Graduation Year

2011

Document Type

Dissertation

Degree

Ph.D.

Degree Granting Department

Secondary Education

Major Professor

Jane Applegate, Ph.D.

Committee Member

Valerie Janesick, Ph.D.

Committee Member

Patricia Jones, Ph.D.

Committee Member

Joan Kaywell, Ph.D.

Committee Member

James King, Ed.D.

Keywords

case study, reader response, sociocultural learning theory, young adult literature

Abstract

Reading is a perennial educational hot topic - but now extends for beyond early literacy to the secondary level. Reading researchers are growing in our knowledge of how to reach and teach struggling adolescent readers yet too often success in literacy is measured solely by performance on standardized tests. Literacy is seen on one hand as a one-dimensional set of skills students need to possess to be successful in school and their future workplaces. A more expansive view of the importance of literacy and what it means to adolescent females' growth as individuals and members of communities is needed.

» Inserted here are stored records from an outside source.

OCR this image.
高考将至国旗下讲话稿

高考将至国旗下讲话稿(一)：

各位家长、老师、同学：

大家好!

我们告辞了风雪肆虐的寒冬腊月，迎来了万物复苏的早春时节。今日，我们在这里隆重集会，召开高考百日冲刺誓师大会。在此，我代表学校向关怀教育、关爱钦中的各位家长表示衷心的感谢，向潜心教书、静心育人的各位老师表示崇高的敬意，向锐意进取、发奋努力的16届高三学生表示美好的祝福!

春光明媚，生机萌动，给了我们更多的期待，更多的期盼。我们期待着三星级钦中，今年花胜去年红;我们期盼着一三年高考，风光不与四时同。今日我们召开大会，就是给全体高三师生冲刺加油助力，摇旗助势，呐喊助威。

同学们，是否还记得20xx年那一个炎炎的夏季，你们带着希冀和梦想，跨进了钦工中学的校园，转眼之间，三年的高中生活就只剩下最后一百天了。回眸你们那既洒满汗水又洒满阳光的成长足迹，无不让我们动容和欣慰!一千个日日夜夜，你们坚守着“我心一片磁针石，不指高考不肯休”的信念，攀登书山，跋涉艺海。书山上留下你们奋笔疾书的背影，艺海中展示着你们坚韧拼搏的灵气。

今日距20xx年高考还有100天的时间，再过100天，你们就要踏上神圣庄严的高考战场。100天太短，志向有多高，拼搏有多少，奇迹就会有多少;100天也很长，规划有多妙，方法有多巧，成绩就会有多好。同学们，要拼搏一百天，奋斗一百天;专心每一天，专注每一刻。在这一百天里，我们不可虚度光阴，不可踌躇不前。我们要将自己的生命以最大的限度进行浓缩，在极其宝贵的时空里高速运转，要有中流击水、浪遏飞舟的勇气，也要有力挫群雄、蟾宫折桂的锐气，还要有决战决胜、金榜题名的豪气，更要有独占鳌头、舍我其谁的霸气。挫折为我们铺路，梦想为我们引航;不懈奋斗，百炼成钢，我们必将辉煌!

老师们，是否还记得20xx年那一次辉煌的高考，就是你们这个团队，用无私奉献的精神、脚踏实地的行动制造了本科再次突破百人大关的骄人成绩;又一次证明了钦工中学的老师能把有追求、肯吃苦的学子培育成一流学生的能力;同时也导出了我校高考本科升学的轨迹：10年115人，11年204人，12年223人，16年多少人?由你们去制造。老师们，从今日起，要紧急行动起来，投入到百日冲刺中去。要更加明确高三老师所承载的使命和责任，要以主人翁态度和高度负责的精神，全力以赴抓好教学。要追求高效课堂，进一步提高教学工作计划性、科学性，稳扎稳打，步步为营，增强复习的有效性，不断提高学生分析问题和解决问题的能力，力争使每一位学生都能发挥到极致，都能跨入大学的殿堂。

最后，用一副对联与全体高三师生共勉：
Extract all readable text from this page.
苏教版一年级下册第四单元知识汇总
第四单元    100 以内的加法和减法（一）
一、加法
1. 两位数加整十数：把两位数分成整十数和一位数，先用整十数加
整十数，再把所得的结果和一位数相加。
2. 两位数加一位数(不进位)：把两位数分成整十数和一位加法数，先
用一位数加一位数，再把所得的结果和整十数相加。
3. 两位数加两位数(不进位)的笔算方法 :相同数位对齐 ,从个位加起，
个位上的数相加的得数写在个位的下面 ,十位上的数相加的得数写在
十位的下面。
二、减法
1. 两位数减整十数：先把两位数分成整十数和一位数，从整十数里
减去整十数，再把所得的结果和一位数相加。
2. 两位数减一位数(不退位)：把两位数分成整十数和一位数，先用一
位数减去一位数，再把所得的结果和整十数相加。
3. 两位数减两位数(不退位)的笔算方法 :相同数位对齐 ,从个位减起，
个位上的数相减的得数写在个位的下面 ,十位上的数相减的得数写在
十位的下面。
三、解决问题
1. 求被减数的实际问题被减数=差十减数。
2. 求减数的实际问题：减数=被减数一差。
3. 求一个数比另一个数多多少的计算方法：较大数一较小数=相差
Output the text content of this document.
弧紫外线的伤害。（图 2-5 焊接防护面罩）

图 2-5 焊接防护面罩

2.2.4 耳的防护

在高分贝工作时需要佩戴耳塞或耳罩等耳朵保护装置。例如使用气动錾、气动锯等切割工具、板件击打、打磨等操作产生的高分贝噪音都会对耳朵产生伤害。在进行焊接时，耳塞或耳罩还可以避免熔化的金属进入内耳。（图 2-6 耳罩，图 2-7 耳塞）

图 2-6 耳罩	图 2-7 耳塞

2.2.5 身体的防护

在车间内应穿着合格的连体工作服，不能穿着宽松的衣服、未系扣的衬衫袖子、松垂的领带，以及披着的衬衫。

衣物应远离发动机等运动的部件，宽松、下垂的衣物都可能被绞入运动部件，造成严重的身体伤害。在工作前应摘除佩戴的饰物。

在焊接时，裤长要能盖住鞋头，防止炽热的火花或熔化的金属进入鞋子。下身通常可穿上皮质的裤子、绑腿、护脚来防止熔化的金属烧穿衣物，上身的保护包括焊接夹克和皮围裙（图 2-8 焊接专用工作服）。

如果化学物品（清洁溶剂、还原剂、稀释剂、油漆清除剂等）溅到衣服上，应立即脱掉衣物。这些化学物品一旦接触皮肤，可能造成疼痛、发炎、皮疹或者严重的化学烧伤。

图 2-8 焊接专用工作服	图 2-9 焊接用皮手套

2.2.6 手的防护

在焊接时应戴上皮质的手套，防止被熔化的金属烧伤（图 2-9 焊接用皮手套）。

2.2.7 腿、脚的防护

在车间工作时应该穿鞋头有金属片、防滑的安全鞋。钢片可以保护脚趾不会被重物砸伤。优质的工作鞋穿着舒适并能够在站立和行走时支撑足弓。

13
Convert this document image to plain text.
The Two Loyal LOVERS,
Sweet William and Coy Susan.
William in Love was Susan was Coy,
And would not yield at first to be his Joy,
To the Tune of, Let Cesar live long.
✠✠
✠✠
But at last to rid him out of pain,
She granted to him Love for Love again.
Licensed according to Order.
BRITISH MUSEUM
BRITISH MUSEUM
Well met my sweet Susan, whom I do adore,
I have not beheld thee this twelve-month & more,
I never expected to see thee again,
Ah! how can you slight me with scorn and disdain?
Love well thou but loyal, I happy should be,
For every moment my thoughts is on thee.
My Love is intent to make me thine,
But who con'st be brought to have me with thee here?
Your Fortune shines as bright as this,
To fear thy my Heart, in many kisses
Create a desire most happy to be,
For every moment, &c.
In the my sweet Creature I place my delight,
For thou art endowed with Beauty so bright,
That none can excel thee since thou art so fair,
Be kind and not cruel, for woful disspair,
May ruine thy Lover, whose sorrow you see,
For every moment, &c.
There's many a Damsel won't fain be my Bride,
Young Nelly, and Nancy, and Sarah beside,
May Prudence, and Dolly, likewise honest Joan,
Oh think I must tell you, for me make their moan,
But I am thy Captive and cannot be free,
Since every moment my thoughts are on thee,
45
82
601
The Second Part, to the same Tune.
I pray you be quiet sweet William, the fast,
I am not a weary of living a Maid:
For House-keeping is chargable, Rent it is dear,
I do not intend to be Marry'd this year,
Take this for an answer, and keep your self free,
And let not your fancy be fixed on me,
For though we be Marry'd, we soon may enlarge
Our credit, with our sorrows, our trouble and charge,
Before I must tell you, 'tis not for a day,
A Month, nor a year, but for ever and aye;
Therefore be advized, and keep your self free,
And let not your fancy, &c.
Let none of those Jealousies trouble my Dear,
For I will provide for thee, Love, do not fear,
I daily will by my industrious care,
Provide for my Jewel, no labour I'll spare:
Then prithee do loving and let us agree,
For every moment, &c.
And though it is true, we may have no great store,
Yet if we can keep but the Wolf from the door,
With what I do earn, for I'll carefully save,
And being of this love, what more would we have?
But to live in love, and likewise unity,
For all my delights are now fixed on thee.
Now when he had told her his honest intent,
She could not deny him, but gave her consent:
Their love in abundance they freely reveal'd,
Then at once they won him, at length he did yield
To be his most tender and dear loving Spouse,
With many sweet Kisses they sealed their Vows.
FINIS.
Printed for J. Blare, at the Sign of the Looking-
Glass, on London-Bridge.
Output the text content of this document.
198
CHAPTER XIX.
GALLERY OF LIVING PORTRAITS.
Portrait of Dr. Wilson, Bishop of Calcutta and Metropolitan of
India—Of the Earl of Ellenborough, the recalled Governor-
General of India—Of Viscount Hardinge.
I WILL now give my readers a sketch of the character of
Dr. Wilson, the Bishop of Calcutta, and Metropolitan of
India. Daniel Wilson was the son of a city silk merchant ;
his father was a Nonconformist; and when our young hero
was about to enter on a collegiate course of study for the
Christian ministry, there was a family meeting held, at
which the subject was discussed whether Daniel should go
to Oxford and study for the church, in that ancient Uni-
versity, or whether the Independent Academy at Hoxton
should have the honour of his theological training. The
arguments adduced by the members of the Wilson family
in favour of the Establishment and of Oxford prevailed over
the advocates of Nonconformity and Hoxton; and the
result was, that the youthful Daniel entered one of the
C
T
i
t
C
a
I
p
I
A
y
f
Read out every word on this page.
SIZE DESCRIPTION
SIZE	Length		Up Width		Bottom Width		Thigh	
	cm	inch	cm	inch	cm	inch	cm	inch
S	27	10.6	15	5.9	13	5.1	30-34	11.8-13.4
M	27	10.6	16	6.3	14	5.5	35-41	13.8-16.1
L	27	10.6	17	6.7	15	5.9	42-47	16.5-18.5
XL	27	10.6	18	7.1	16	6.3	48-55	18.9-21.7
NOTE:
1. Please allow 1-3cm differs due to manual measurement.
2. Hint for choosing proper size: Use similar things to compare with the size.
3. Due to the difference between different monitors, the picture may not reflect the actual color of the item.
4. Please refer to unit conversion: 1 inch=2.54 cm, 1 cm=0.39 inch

This study focused on selected adolescent girls' perceptions of identity through reading, responding, and discussing literature featuring strong female protagonists. Semi-structured interviews conducted with each of the female participants at the beginning and end of the study, reader response journals in which participants composed weekly responses to their reading, transcripts of the weekly book discussions, field notes, and entries in a researcher reflective journal form the data for this study, emphasizing the focus on the meaning these individuals brought to the phenomena studied: identity exploration within literacy events.

This study addressed questions of the how and why of a literary event, and involved a variety of data, thereby making a case study methodology an appropriate choice. Selected participants were the focus of individual case studies and the book club itself was the focus of an additional case study. Self-identity statements and background information gathered on each of the three case study participants helped shape portraits of these adolescent girls, whose perspectives on their own identities were both convergent and divergent. The same proved true when addressing the two exploratory questions: The participants appeared to hold identical perspectives on identity, yet stated unique, varied perspectives on environmental elements influencing their self-identity expression. All three case study participants viewed identity as a developing, evolving process highly influenced by societal standards and expectations - especially for females. The girls also saw the social environment as affecting identity in the frequent mismatch occurring between what the individual perceives as his or her self-identity being expressed and how others in the environment perceive the identity.

Psychosocial theories of human development acknowledge that an individual's identity is both located within and without. The participants in the book club all shared this perception of identity as a sociocultural construct. However, the girls' diverse self-identity statements and range of perspectives indicate the need for a new model of female adolescent identity development. This new model needs to reflect girls and their sociocultural worlds of today. Finally, the experiences of the five girls in the book club study indicate the common misperceptions existing concerning the nature of adolescent identity. Again, unlike Erickson's concept of identity as undeveloped in adolescence and shifting with each storm and crisis, the girls in the study indicate the need for a different perspective.

Classrooms are unfortunately often bereft of the type of space provided for the girls in the book club. Within this space the girls engaged in deep, thoughtful, critical responses to literature while expressing their self-identities and exploring other's identities. As adolescents, these five girls were provided space by and with a trusted adult to engage in what is acknowledged to be a critical element in human development: identity exploration. To meet the needs of all students, teachers should arrange discussions in both small group and whole class structures. However, successful discussions - those which offer students rich opportunities to engage with text, make connections, derive personal meaning, explore and express self-identity - these discussions will only occur when the teacher has considered not only the physical environment but also the attitudinal environment.